Track: Large-Scale Architectures, Core Technologies

Audience Level: High Level/Technical view

Time: Thursday, November 17 14:00

Author: Gerald Beuchelt, Sun Microsystems, Inc.

Keywords: Enterprise Applications, Internet, Interoperability, Middleware, Web Services


The Security Assertion Markup Language (SAML) [SAML] has various capabilities to provide authentication, attribute and limited authorization information: Users that authenticate to a SAML Identity provider (either transparently or directly) receive an XML token that carries authentication and other information. This token can be used to authenticate against other services that trust the respective Identity Provider.

While SAML is typically being used for Web Single-Sign-On (SSO) scenarios, there is no principal restriction of SAML to such application. If a SAML assertion (or more generally speaking any XML security token or assertion) was presented appropriately to the authentication and authorization sub-system of an e.g. operating system, the token could be used for identity operations within the OS and its applications. .

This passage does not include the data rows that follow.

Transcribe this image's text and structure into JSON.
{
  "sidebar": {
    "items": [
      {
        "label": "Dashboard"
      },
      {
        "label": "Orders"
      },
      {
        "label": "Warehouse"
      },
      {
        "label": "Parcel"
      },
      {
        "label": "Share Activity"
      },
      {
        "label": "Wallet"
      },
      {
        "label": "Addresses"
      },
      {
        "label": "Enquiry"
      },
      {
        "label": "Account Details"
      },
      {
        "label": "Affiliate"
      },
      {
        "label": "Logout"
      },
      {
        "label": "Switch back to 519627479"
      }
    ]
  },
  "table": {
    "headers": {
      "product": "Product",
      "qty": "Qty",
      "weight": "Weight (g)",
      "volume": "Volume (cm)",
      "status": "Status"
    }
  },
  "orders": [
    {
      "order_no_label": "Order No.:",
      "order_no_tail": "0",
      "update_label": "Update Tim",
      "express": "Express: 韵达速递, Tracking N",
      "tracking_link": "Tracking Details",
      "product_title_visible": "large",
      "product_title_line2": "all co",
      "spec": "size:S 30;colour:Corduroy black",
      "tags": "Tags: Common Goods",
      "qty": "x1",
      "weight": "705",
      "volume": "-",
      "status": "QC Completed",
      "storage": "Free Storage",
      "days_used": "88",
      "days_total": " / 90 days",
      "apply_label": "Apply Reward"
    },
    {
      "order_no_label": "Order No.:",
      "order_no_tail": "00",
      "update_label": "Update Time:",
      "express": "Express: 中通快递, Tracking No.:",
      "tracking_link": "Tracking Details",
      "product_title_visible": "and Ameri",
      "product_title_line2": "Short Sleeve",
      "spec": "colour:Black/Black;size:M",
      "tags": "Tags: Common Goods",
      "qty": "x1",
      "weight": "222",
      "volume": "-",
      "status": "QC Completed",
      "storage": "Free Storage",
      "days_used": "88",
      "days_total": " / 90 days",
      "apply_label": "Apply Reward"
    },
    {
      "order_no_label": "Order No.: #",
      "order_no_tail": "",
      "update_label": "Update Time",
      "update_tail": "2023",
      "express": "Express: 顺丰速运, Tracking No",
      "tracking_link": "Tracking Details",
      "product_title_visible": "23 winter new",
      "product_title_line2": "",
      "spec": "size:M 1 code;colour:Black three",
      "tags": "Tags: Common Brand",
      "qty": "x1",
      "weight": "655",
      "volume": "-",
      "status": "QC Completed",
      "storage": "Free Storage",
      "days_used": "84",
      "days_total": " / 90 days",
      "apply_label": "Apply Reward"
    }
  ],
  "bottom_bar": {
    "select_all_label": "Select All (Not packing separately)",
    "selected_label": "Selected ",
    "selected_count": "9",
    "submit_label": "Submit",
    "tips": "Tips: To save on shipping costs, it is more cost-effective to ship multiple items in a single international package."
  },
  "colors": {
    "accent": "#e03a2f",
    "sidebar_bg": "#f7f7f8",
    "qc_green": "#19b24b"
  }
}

The Generic Security Service (GSS) API [GSS-API] defines a generic token for binary security tokens. This token format can be used to transparently provide identity related information to a service provider within the OS. GSS-API technology is currently implemented to a varying degree in Windows and some brands of UNIX like e.g. Solaris. By defining a GSS-API binding for XML security tokens in general and SAML 2.0 Authentication Statements in general, one can start utilizing such tokens for platform-level authentication.